ÖGB fordert Anhebung des Karenzgelds
Der ÖGB pocht auf Verbesserungen bei der Bildungskarenz, etwa die Anhebung des Bildungskarenzgelds auf 33 Euro pro Tag. "Die Bildungskarenz ist ein wichtiges Instrument, gerade weil es das einzige ist, bei dem Arbeitnehmer:innen selbst entscheiden können, welche Weiterbildung für sie wichtig ist", so die ÖGB-Bundesgeschäftsführerin Ingrid Reischl in einer Aussendung. Bildungskarenz und Bildungsteilzeit würden vor allem von Frauen in Anspruch genommen und dürften "nicht drastisch eingeschränkt werden".
Die Industriellenvereinigung (IV) sprach sich für "eine effiziente und arbeitsmarktorientierte" Bildungskarenz aus. "In Zeiten sich rasch ändernder Qualifikationsbedarfe und eines spürbaren Fachkräftemangels ist die Förderung von Aus- und Weiterbildung unabdingbar", sagte IV-Generalsekretär Christoph Neumayer. Die Bildungskarenz könne "hier einen wertvollen Beitrag leisten, wobei aber sichergestellt werden muss, dass ein effizienter, praxisorientierter und arbeitsmarktpolitisch sinnvoller Einsatz des Instruments erfolgt".

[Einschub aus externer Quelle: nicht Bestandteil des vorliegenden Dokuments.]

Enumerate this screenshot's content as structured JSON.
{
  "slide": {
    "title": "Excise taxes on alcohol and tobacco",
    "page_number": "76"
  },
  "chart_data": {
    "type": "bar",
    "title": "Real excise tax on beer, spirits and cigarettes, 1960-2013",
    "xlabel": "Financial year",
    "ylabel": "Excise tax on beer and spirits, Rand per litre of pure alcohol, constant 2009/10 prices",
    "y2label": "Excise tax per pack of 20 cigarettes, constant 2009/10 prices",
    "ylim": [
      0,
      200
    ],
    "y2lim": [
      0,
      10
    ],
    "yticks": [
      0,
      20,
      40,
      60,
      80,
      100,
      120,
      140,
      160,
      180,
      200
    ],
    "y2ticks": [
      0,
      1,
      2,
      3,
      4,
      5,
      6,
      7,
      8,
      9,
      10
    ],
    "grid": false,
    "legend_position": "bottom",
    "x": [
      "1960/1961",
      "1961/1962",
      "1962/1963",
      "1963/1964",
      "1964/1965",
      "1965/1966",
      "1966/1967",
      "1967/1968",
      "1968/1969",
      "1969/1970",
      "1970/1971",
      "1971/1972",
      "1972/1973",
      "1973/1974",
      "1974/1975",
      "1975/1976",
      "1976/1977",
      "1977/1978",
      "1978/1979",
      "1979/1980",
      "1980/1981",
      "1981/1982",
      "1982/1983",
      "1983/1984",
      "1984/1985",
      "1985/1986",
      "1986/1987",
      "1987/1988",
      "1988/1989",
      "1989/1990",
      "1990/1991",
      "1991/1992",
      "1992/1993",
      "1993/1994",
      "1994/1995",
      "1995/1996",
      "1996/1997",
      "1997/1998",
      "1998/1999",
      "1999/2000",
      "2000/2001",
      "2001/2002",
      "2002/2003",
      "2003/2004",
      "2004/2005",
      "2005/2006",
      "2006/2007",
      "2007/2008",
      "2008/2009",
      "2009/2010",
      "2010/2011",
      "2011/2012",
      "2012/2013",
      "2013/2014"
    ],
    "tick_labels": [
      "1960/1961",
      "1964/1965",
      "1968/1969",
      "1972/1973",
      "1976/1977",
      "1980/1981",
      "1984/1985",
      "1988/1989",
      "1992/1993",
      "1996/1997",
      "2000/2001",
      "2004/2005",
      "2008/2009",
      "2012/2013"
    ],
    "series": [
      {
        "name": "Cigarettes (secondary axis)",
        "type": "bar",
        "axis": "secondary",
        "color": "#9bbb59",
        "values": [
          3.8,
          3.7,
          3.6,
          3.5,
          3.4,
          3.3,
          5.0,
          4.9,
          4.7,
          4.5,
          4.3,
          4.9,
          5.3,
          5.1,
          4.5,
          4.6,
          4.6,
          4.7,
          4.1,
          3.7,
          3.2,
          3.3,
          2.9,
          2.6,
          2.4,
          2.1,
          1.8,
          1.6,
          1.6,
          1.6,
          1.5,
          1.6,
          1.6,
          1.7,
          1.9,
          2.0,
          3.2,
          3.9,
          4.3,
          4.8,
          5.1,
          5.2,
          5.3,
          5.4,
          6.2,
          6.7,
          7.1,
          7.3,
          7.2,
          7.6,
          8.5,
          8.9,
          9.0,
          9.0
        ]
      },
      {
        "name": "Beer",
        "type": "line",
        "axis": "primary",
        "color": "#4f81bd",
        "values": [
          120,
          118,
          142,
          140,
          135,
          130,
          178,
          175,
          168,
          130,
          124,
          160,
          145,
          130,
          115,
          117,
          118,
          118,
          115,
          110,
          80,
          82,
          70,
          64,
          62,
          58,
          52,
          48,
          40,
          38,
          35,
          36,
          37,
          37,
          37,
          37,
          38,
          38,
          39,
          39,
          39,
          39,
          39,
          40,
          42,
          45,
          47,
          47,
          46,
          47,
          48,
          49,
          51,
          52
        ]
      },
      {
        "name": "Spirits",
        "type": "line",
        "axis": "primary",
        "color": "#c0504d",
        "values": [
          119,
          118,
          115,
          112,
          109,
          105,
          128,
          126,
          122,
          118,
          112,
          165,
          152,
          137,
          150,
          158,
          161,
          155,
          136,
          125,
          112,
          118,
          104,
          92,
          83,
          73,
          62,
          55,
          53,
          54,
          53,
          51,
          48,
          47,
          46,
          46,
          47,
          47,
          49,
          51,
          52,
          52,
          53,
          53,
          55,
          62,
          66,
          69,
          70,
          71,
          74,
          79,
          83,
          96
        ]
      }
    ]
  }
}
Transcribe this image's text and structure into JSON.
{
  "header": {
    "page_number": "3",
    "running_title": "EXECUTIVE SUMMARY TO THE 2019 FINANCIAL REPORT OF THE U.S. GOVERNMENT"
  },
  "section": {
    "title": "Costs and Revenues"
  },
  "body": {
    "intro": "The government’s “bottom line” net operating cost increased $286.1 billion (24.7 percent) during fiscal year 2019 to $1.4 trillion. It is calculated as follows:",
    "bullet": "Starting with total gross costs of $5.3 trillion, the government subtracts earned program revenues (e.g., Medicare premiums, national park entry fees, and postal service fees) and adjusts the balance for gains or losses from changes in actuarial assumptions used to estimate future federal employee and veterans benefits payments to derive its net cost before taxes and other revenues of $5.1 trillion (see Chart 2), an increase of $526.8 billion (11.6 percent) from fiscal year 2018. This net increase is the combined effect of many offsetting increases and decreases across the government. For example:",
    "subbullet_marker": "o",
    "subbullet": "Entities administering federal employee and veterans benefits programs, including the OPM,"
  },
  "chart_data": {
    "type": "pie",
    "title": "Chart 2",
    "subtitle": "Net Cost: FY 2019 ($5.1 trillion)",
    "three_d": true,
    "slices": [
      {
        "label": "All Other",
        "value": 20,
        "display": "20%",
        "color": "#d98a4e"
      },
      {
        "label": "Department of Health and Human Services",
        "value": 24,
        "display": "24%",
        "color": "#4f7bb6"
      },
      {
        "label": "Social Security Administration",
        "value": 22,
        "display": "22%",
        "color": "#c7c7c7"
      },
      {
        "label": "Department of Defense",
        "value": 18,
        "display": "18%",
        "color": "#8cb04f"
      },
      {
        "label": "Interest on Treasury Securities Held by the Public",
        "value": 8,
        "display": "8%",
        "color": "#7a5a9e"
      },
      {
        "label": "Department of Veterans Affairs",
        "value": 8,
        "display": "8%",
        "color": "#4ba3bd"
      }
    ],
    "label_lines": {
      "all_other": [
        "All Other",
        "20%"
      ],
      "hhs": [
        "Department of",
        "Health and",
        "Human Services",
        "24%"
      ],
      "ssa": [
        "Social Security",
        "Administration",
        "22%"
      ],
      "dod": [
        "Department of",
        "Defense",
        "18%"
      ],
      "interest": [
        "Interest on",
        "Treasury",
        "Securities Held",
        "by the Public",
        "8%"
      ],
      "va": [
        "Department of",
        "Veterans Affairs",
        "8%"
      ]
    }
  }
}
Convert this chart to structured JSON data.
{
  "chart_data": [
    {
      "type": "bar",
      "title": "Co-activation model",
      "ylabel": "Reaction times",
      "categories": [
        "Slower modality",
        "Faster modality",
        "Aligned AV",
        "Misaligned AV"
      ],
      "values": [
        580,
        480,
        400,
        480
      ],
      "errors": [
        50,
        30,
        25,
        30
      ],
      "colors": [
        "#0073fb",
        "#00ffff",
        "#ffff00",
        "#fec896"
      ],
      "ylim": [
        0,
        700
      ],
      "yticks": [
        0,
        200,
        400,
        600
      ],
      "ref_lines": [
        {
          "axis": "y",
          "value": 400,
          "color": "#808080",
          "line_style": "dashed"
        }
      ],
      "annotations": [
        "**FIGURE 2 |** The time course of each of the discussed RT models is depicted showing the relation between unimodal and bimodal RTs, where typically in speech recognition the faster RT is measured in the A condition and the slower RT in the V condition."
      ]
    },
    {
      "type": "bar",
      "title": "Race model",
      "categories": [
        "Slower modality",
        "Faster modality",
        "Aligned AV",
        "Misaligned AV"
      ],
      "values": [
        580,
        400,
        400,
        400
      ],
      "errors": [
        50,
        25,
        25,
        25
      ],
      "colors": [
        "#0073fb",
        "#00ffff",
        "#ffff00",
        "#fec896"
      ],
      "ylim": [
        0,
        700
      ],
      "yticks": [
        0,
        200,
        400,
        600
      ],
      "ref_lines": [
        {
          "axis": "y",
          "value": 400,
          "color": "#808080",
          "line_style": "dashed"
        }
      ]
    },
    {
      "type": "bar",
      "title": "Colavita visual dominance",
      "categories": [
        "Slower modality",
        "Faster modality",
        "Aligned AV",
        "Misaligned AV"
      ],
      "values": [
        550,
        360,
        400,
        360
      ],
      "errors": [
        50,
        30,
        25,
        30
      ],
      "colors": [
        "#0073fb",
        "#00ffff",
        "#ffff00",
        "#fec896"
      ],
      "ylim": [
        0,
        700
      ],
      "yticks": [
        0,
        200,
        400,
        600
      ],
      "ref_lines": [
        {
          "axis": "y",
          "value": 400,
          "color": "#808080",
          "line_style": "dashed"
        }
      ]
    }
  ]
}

Kombinationsmodell boomt seit 2019
Seit 2019 boomt die Kombination von zwölf Monate einkommensabhängigem Kinderbetreuungsgeld und dann zwölf Monate Weiterbildungsgeld. Die Ausgaben des Arbeitsmarktservice (AMS) für Bildungskarenz inklusive Sozialversicherungsbeiträge schnellten zwischen 2019 und 2023 von rund 200 auf über 500 Mio. Euro nach oben. Zuletzt bezogen monatlich durchschnittlich mehr als 18.000 Frauen und 4.000 Männer Weiterbildungsgeld.
Laut Wifo ging zuletzt mehr als jede zehnte Frau nach der Elternkarenz in Bildungskarenz, bei den Gesamtbeschäftigten nimmt jährlich eine Person von 1.000 Weiterbildungsgeld in Anspruch. Es gibt Weiterbildungsanbieter die im Internet mit Slogans wie "BabyPause verlängern - 1 Jahr mehr!" werben. Zwischen "einigen Wochen" und drei Monaten sollten Eltern nach der Babykarenz wieder in die Arbeit retour kommen und dann erst auf Bildungskarenz gehen dürfen, sagte Kocher.
Wifo legt Analyse vor
Das Österreichische Institut für Wirtschaftsforschung (Wifo) hat im Auftrag des Arbeits- und Wirtschaftsministeriums die Bildungskarenz und Bildungsteilzeit evaluiert. Die im Oktober 2023 fertiggestellte quantitative und qualitative Analyse im Ausmaß von 200 Seiten wurde am Dienstag offiziell vorgestellt. "Die Bildungskarenz ist ein wichtiges Instrument zur Förderung der Weiterbildung", sagte Wifo-Ökonom Rainer Eppel. Laut Wifo gibt es positive Langfristeffekte auf das Einkommen durch die Bildungskarenz. Das Wifo empfiehlt die Effektivität der Bildungskarenz und Bildungsteilzeit zu optimieren, unter anderem mit einer "Stärkung der Bildungskomponente" durch die Zertifizierung der Weiterbildungsangebote, die Unterstützung der Teilnahme von weniger bildungsaffinen Gruppen und älteren Personen sowie "die Stärkung einer zielkonformen Nutzung".